Pose of the Day: Standing Forward Bend

by laura on October 4, 2008

IMG_4763The deepest version of this pose should only be practiced when your muscles are very warm. Cold hamstrings are prone to injury. Do sun salutations until you are hot and sweaty, and bend forward with slightly bent knees. Do not push yourself beyond your limits unless you would enjoy having a torn hamstring!

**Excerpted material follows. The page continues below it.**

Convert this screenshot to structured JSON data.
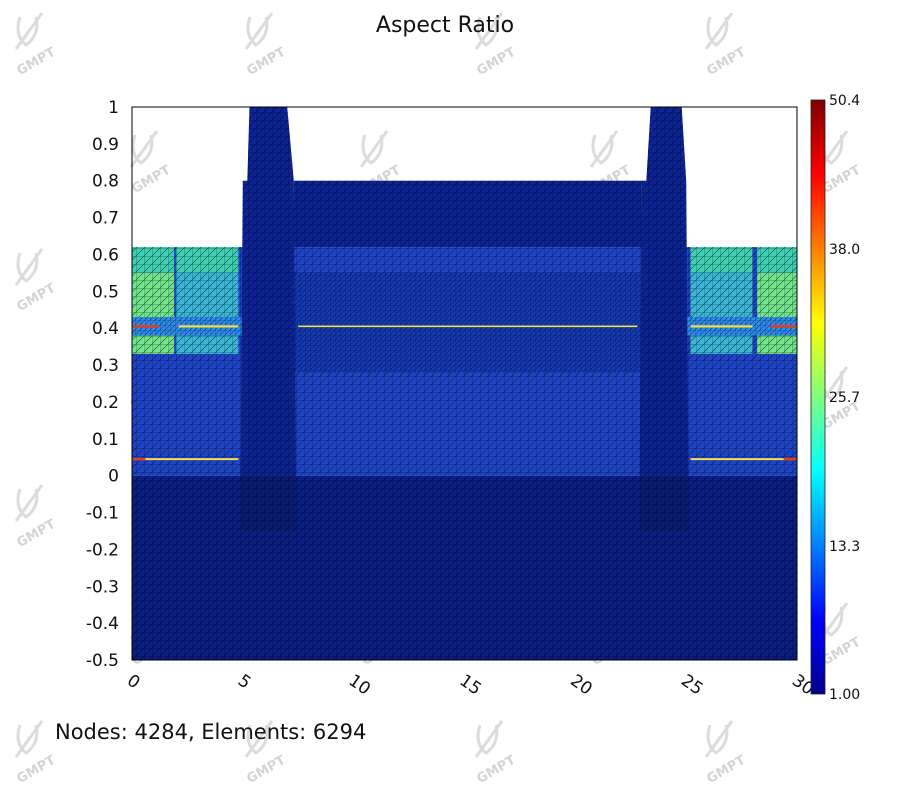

Stand tall in mountain pose, with your feet hip distance apart, toes pointing straight forward. Engage your quadriceps by raising your kneecaps and squeezing your inner thighs towards eachother. Bring your hands to your hips and tilt your pelvis back slightly as you hinge forward. Keep your lower back flat, maintaining the lumbar curve to avoid strain in that area. Lengthen through your spine while lifting the sitting bones to the ceiling. Continue to hinge forward from the hips until you can’t keep a flat back any longer. Drop your hands to your thighs, shins, ankles, or the floor. As you inhale, lift your sitting bones higher, flatten your back and, as you exhale, bring your chest towards your thighs. For a deeper stretch, grab onto your big toes with your first two fingers and bend your elbows to pull you closer to your thighs. You will feel an intense stretch in your calves and hamstrings, with no strain in the lower back. Let go of your head and neck and continue to inhale and exhale through the nose.